If you are thinking about adopting a child in Nebraska, you will be glad to know that adoption is a fairly simple and straightforward process in our state. You must be an adult to adopt, but you can be single, married, divorced or widowed. If married, both you and your spouse must adopt the child together unless one of you is already the child’s birth or adoptive parent.
Unfortunately, if you and your spouse are a same-sex couple, you face some legal restrictions with regard to a second-parent adoption.
Private versus state adoptions
You can choose whether to adopt a child through the Nebraska Department of Social Services or through a private agency, including those that handle international adoptions. If you adopt a child from another country, Nebraska will issue his or her U.S. birth certificate once the adoption becomes finalized.

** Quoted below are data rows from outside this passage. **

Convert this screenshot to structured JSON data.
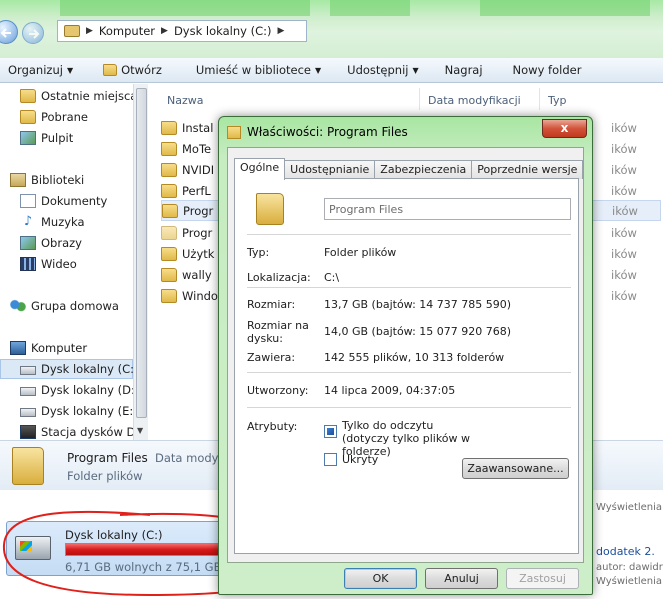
{
  "address_bar": {
    "segments": [
      "Komputer",
      "Dysk lokalny (C:)"
    ]
  },
  "toolbar": {
    "items": [
      {
        "label": "Organizuj",
        "dropdown": true
      },
      {
        "label": "Otwórz",
        "dropdown": false,
        "icon": "folder-icon"
      },
      {
        "label": "Umieść w bibliotece",
        "dropdown": true
      },
      {
        "label": "Udostępnij",
        "dropdown": true
      },
      {
        "label": "Nagraj",
        "dropdown": false
      },
      {
        "label": "Nowy folder",
        "dropdown": false
      }
    ]
  },
  "nav_pane": {
    "favorites": [
      "Ostatnie miejsca",
      "Pobrane",
      "Pulpit"
    ],
    "libraries_title": "Biblioteki",
    "libraries": [
      "Dokumenty",
      "Muzyka",
      "Obrazy",
      "Wideo"
    ],
    "homegroup": "Grupa domowa",
    "computer_title": "Komputer",
    "drives": [
      "Dysk lokalny (C:)",
      "Dysk lokalny (D:)",
      "Dysk lokalny (E:)",
      "Stacja dysków DV"
    ]
  },
  "file_list": {
    "columns": [
      "Nazwa",
      "Data modyfikacji",
      "Typ"
    ],
    "files": [
      "Instal",
      "MoTe",
      "NVIDI",
      "PerfL",
      "Progr",
      "Progr",
      "Użytk",
      "wally",
      "Windo"
    ],
    "type_fragment": "ików"
  },
  "details": {
    "name": "Program Files",
    "modified_fragment": "Data modyfi",
    "type": "Folder plików"
  },
  "drive_tile": {
    "label": "Dysk lokalny (C:)",
    "free": "6,71 GB wolnych z 75,1 GB",
    "used_fraction": 0.91
  },
  "right_snippets": {
    "views1": "Wyświetlenia:",
    "dodatek": "dodatek 2.",
    "autor": "autor: dawidra",
    "views2": "Wyświetlenia:"
  },
  "dialog": {
    "title": "Właściwości: Program Files",
    "close": "x",
    "tabs": [
      "Ogólne",
      "Udostępnianie",
      "Zabezpieczenia",
      "Poprzednie wersje"
    ],
    "name_value": "Program Files",
    "labels": {
      "type": "Typ:",
      "location": "Lokalizacja:",
      "size": "Rozmiar:",
      "size_on_disk": "Rozmiar na dysku:",
      "contains": "Zawiera:",
      "created": "Utworzony:",
      "attributes": "Atrybuty:"
    },
    "values": {
      "type": "Folder plików",
      "location": "C:\\",
      "size": "13,7 GB (bajtów: 14 737 785 590)",
      "size_on_disk": "14,0 GB (bajtów: 15 077 920 768)",
      "contains": "142 555 plików, 10 313 folderów",
      "created": "14 lipca 2009, 04:37:05"
    },
    "attributes": {
      "readonly_label": "Tylko do odczytu (dotyczy tylko plików w folderze)",
      "hidden_label": "Ukryty",
      "advanced_button": "Zaawansowane..."
    },
    "buttons": {
      "ok": "OK",
      "cancel": "Anuluj",
      "apply": "Zastosuj"
    }
  }
}
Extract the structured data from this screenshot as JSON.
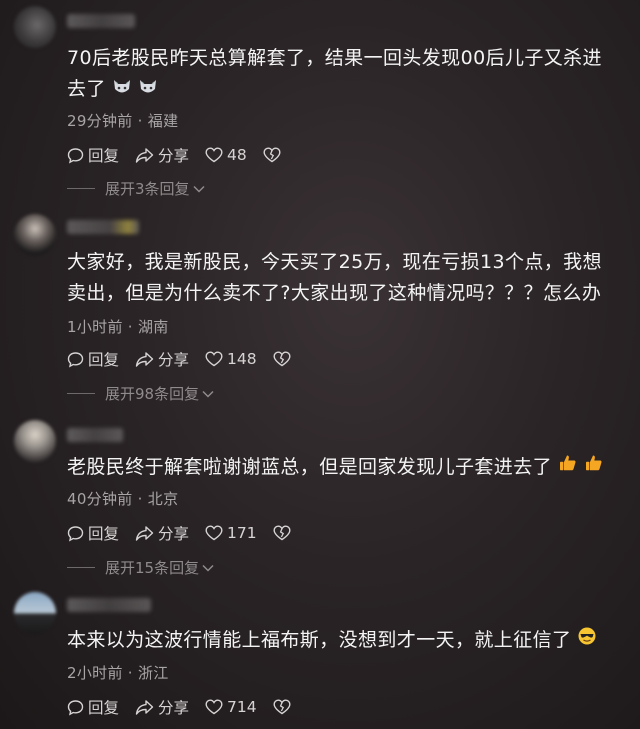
{
  "comments": [
    {
      "text_line1": "70后老股民昨天总算解套了，结果一回头发现00后儿子又杀进",
      "text_line2": "去了",
      "meta": "29分钟前 · 福建",
      "reply_label": "回复",
      "share_label": "分享",
      "likes": "48",
      "expand_label": "展开3条回复",
      "emoji": [
        "cat-face-icon",
        "cat-face-icon"
      ]
    },
    {
      "text_line1": "大家好，我是新股民，今天买了25万，现在亏损13个点，我想",
      "text_line2": "卖出，但是为什么卖不了?大家出现了这种情况吗？？？怎么办",
      "meta": "1小时前 · 湖南",
      "reply_label": "回复",
      "share_label": "分享",
      "likes": "148",
      "expand_label": "展开98条回复"
    },
    {
      "text_line1": "老股民终于解套啦谢谢蓝总，但是回家发现儿子套进去了",
      "meta": "40分钟前 · 北京",
      "reply_label": "回复",
      "share_label": "分享",
      "likes": "171",
      "expand_label": "展开15条回复",
      "emoji": [
        "thumbs-up-icon",
        "thumbs-up-icon"
      ]
    },
    {
      "text_line1": "本来以为这波行情能上福布斯，没想到才一天，就上征信了",
      "meta": "2小时前 · 浙江",
      "reply_label": "回复",
      "share_label": "分享",
      "likes": "714",
      "emoji": [
        "sunglasses-face-icon"
      ]
    }
  ],
  "colors": {
    "background": "#2a2426",
    "text": "#f4f4f4",
    "meta": "#a8a4a5",
    "thumbs": "#f5a623"
  }
}
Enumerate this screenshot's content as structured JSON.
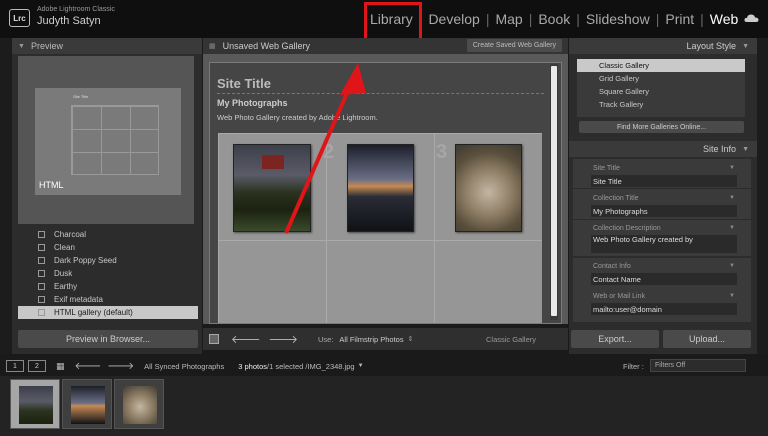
{
  "app": {
    "logo": "Lrc",
    "name": "Adobe Lightroom Classic",
    "user": "Judyth Satyn"
  },
  "modules": [
    {
      "label": "Library",
      "active": false
    },
    {
      "label": "Develop",
      "active": false
    },
    {
      "label": "Map",
      "active": false
    },
    {
      "label": "Book",
      "active": false
    },
    {
      "label": "Slideshow",
      "active": false
    },
    {
      "label": "Print",
      "active": false
    },
    {
      "label": "Web",
      "active": true
    }
  ],
  "left_panel": {
    "preview_title": "Preview",
    "preview_tag": "HTML",
    "preview_site_text": "Site Title",
    "templates": [
      {
        "label": "Charcoal",
        "selected": false
      },
      {
        "label": "Clean",
        "selected": false
      },
      {
        "label": "Dark Poppy Seed",
        "selected": false
      },
      {
        "label": "Dusk",
        "selected": false
      },
      {
        "label": "Earthy",
        "selected": false
      },
      {
        "label": "Exif metadata",
        "selected": false
      },
      {
        "label": "HTML gallery (default)",
        "selected": true
      }
    ],
    "preview_button": "Preview in Browser..."
  },
  "center": {
    "gallery_name": "Unsaved Web Gallery",
    "create_saved": "Create Saved Web Gallery",
    "site_title": "Site Title",
    "collection_title": "My Photographs",
    "collection_description": "Web Photo Gallery created by Adobe Lightroom.",
    "cell_numbers": [
      "1",
      "2",
      "3"
    ],
    "toolbar": {
      "use_label": "Use:",
      "use_value": "All Filmstrip Photos",
      "layout_name": "Classic Gallery"
    }
  },
  "right_panel": {
    "layout_style_title": "Layout Style",
    "layouts": [
      {
        "label": "Classic Gallery",
        "selected": true
      },
      {
        "label": "Grid Gallery",
        "selected": false
      },
      {
        "label": "Square Gallery",
        "selected": false
      },
      {
        "label": "Track Gallery",
        "selected": false
      }
    ],
    "find_more": "Find More Galleries Online...",
    "site_info_title": "Site Info",
    "site_info": [
      {
        "label": "Site Title",
        "value": "Site Title"
      },
      {
        "label": "Collection Title",
        "value": "My Photographs"
      },
      {
        "label": "Collection Description",
        "value": "Web Photo Gallery created by"
      },
      {
        "label": "Contact Info",
        "value": "Contact Name"
      },
      {
        "label": "Web or Mail Link",
        "value": "mailto:user@domain"
      }
    ],
    "export_button": "Export...",
    "upload_button": "Upload..."
  },
  "filmbar": {
    "view1": "1",
    "view2": "2",
    "source": "All Synced Photographs",
    "count": "3 photos",
    "selection": " /1 selected /IMG_2348.jpg",
    "filter_label": "Filter :",
    "filter_value": "Filters Off"
  },
  "colors": {
    "annotation_red": "#e0151a",
    "active_module": "#ffffff"
  }
}
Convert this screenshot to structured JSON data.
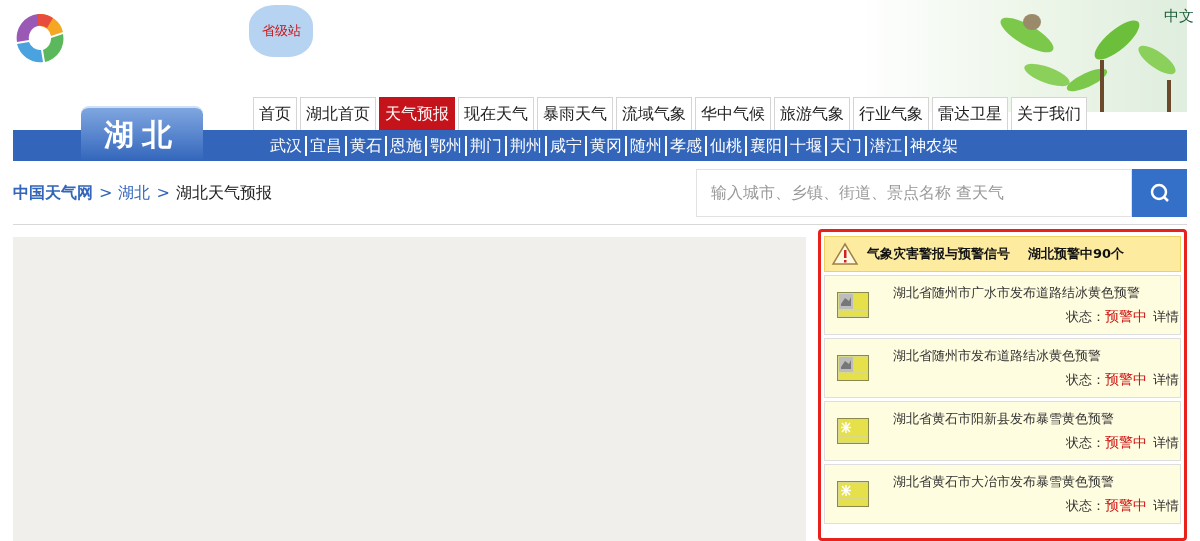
{
  "header": {
    "badge": "省级站",
    "language": "中文",
    "province": "湖北"
  },
  "nav_tabs": [
    {
      "label": "首页",
      "selected": false
    },
    {
      "label": "湖北首页",
      "selected": false
    },
    {
      "label": "天气预报",
      "selected": true
    },
    {
      "label": "现在天气",
      "selected": false
    },
    {
      "label": "暴雨天气",
      "selected": false
    },
    {
      "label": "流域气象",
      "selected": false
    },
    {
      "label": "华中气候",
      "selected": false
    },
    {
      "label": "旅游气象",
      "selected": false
    },
    {
      "label": "行业气象",
      "selected": false
    },
    {
      "label": "雷达卫星",
      "selected": false
    },
    {
      "label": "关于我们",
      "selected": false
    }
  ],
  "cities": [
    "武汉",
    "宜昌",
    "黄石",
    "恩施",
    "鄂州",
    "荆门",
    "荆州",
    "咸宁",
    "黄冈",
    "随州",
    "孝感",
    "仙桃",
    "襄阳",
    "十堰",
    "天门",
    "潜江",
    "神农架"
  ],
  "breadcrumb": [
    "中国天气网",
    ">",
    "湖北",
    ">",
    "湖北天气预报"
  ],
  "search": {
    "placeholder": "输入城市、乡镇、街道、景点名称 查天气"
  },
  "alerts": {
    "title": "气象灾害警报与预警信号",
    "count": "湖北预警中90个",
    "items": [
      {
        "kind": "ice",
        "text": "湖北省随州市广水市发布道路结冰黄色预警",
        "status_label": "状态：",
        "status": "预警中",
        "link": "详情"
      },
      {
        "kind": "ice",
        "text": "湖北省随州市发布道路结冰黄色预警",
        "status_label": "状态：",
        "status": "预警中",
        "link": "详情"
      },
      {
        "kind": "snow",
        "text": "湖北省黄石市阳新县发布暴雪黄色预警",
        "status_label": "状态：",
        "status": "预警中",
        "link": "详情"
      },
      {
        "kind": "snow",
        "text": "湖北省黄石市大冶市发布暴雪黄色预警",
        "status_label": "状态：",
        "status": "预警中",
        "link": "详情"
      }
    ]
  }
}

If you wish to adopt privately, you may advertise for birth parents. You may also engage the services of an adoption facilitator as long as (s)he holds a license issued by the Department of Health and Human Services. Nebraska law allows you to pay the birth mother’s medical expenses not covered by insurance or a public assistance program, as well as her legal expenses, living expenses related to her pregnancy, and any lost wages that a doctor verifies were due to her pregnancy.
Special needs children
Should you wish to adopt a special needs child through the Department of Social Services, be aware that you may become eligible to receive a subsidy if your child meets one of the following requirements:
- (S)he is between the ages of 7 and 18
- (S)he is in the custody of the Department of Health and Human Services
- (S)he is one of three or more siblings placed together
- (S)he has a physical, mental, emotional or behavioral condition
Whatever type of adoption you choose, keep in mind that you will need to undergo a comprehensive home study that includes a criminal background check. Also be aware that any adoptive child aged 14 or older must give his or her consent to the adoption. Finally, understand that your adoptive child must live in your home for at least six months before the adoption can be finalized.